April 28, 2009

non importa che ho perduto

Ora vado più leggera e senza aiuto. Regola numero zero: mai gettare via le scarpe. I passi, il peso sostenuto, i pavimenti sfregati. Uno. Uno. Uno. Dai, non le buttare, mamma. Lasciami le mie adorate polacchine finte, lasciamele ancora un po', vecchie di quasi due anni, sformate, con la suola bucata, lasciamele. Uno. Uno. Uno. Voglio camminarci ancora. Hanno vissuto tanto (per chi non lo sapesse, un anno e mezzo sono dieci vite per una coppia di finte polacchine ), sanno un sacco di cose. Sanno tutto davvero, le ho portate ovunque. Mamma dice che le scarpe vecchie vanno lasciate andare da sole, e sono quasi certa che non stia parlando solo delle mie adorate. C'è aria di metafora in corridoio. Riesco a salvarle comunque.

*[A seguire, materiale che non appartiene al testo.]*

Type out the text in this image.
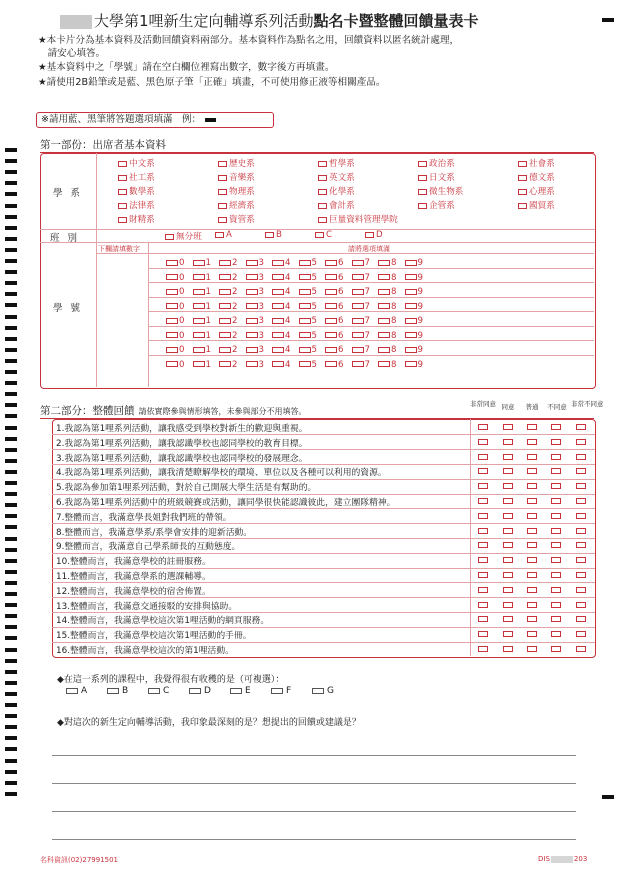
大學第1哩新生定向輔導系列活動點名卡暨整體回饋量表卡
★本卡片分為基本資料及活動回饋資料兩部分。基本資料作為點名之用，回饋資料以匿名統計處理，
　請安心填答。
★基本資料中之「學號」請在空白欄位裡寫出數字，數字後方再填畫。
★請使用2B鉛筆或是藍、黑色原子筆「正確」填畫，不可使用修正液等相關產品。
※請用藍、黑筆將答題選項填滿　例：
第一部份：出席者基本資料
學系
班別
學號
中文系	歷史系	哲學系	政治系	社會系
社工系	音樂系	英文系	日文系	德文系
數學系	物理系	化學系	微生物系	心理系
法律系	經濟系	會計系	企管系	國貿系
財精系	資管系	巨量資料管理學院
無分班	A	B	C	D
下欄請填數字	請將選項填滿
0	1	2	3	4	5	6	7	8	9
0	1	2	3	4	5	6	7	8	9
0	1	2	3	4	5	6	7	8	9
0	1	2	3	4	5	6	7	8	9
0	1	2	3	4	5	6	7	8	9
0	1	2	3	4	5	6	7	8	9
0	1	2	3	4	5	6	7	8	9
0	1	2	3	4	5	6	7	8	9
第二部分：整體回饋 請依實際參與情形填答，未參與部分不用填答。
非常同意 同意	普通	不同意 非常不同意
1.我認為第1哩系列活動，讓我感受到學校對新生的歡迎與重視。
2.我認為第1哩系列活動，讓我認識學校也認同學校的教育目標。
3.我認為第1哩系列活動，讓我認識學校也認同學校的發展理念。
4.我認為第1哩系列活動，讓我清楚瞭解學校的環境、單位以及各種可以利用的資源。
5.我認為參加第1哩系列活動，對於自己開展大學生活是有幫助的。
6.我認為第1哩系列活動中的班級競賽或活動，讓同學很快能認識彼此，建立團隊精神。
7.整體而言，我滿意學長姐對我們班的帶領。
8.整體而言，我滿意學系/系學會安排的迎新活動。
9.整體而言，我滿意自己學系師長的互動態度。
10.整體而言，我滿意學校的註冊服務。
11.整體而言，我滿意學系的選課輔導。
12.整體而言，我滿意學校的宿舍佈置。
13.整體而言，我滿意交通接駁的安排與協助。
14.整體而言，我滿意學校這次第1哩活動的網頁服務。
15.整體而言，我滿意學校這次第1哩活動的手冊。
16.整體而言，我滿意學校這次的第1哩活動。
◆在這一系列的課程中，我覺得很有收穫的是（可複選）：
A	B	C	D	E	F	G
◆對這次的新生定向輔導活動，我印象最深刻的是？想提出的回饋或建議是？
名科資訊(02)27991501	DIS	203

Vincono l'ultimo viaggio. L'ultimo desiderio di una scarpa stanca è viaggiare in treno: le accontento: Intercity Plus San Benedetto del Tronto-Bologna Centrale. Non un granché, come ultimo viaggio. Mie povere. Mie dolcissime. Mie sventurate scarpette. Qualche passo ancora. Uno. Uno. Uno. Il 33 ci porta a casa. Salgo le scale, giro la chiave. Sfilo A ed A, le mie gemelle grigiastre. C'è sempre stato un passo, sempre uno, da A ad A. Uno. Uno. Uno. Ada, te voilà. Ecco te. Un, due, tre. Qualche minuto dopo sono in una busta di plastica, sul fondo di un cassonetto. Un, due, tre, adieu.